Final results reflected the significant shift in the business during FY12, with the acquisition of Centrebet in Australia, sale of the Turkish-facing website business and new taxes in regulating markets. There is much greater clarity for FY13, with 80% of revenues now coming from regulated or taxed markets, the Australian business fully integrated and growing strongly and European cost cutting sufficient to “produce a profit at budgeted revenue levels”. The market is awaiting further news on the approach from William Hill and GVC and as a connected party under Takeover Panel rules, we are unable to publish estimates.

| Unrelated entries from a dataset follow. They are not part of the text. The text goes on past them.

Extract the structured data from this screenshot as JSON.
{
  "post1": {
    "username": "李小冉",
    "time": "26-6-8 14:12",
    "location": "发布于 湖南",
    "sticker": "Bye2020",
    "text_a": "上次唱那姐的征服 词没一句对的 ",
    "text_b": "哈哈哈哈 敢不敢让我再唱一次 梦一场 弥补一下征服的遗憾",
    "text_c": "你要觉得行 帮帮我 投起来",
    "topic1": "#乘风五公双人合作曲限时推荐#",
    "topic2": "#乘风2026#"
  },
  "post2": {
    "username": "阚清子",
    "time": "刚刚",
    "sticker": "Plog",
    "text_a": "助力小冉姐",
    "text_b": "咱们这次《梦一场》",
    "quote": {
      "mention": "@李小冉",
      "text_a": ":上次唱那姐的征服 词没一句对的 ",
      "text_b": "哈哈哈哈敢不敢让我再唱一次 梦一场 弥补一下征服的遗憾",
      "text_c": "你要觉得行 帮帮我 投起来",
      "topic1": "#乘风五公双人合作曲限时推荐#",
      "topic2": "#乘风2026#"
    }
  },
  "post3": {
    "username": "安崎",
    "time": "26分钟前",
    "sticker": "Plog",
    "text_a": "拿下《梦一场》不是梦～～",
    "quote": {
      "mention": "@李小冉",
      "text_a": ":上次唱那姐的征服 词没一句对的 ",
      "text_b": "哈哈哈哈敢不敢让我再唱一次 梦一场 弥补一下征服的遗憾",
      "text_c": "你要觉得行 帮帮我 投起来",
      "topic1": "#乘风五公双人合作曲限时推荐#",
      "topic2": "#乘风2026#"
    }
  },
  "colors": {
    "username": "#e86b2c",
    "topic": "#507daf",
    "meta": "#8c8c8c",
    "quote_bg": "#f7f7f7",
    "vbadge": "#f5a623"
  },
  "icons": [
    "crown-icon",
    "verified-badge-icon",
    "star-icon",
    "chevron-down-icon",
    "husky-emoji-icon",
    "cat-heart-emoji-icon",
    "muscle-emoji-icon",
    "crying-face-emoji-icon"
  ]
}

Strong FY12 Performance In Australia
Normalised FY12 operating profit was £32.2m (FY11: 38.1m), with £31.8m coming from Australia (FY11: £8.9m) and only £0.4m from the rest (Europe and emerging markets, less PLC costs), versus £29.2m in FY11. Australian net gaming revenue (NGR) grew by 31% on a like-for-like basis and Centrebet was fully integrated onto the Sportingbet platform by June, generating synergies of £15m (original estimate £9.8m). European profits were affected by new taxes, the sale of the Turkish website business, economic pressures and the temporary closure of the Spanish website.
Greater Clarity For FY13
Sportingbet’s business mix has been transformed during FY12 and 80% of revenues now come from regulated and/or taxed countries. Medium term, the Australian experience is that an initial reduction in profitability in regulating markets from new taxes is more than offset by new growth opportunities in the medium term. Meanwhile, management reports that “the group has had a solid start to the year in line with our expectations… while the economic outlook remains challenging our robust position across a variety of attractive territories gives us confidence in the outlook for the current financial year”.
Bid Situation: Awaiting Developments
On 1 October, Sportingbet confirmed that it had received an indicative offer from William Hill and GVC Holdings of 52.5p (45p in cash from William Hill and 7.5p of shares in GVC). The Sportingbet board responded that “this indicative offer significantly undervalues the business and its future prospects”. William Hill and GVC have until 16 October to announce a firm intention to make an offer or announce that they do not intend to make an offer (unless the deadline is extended by the Panel).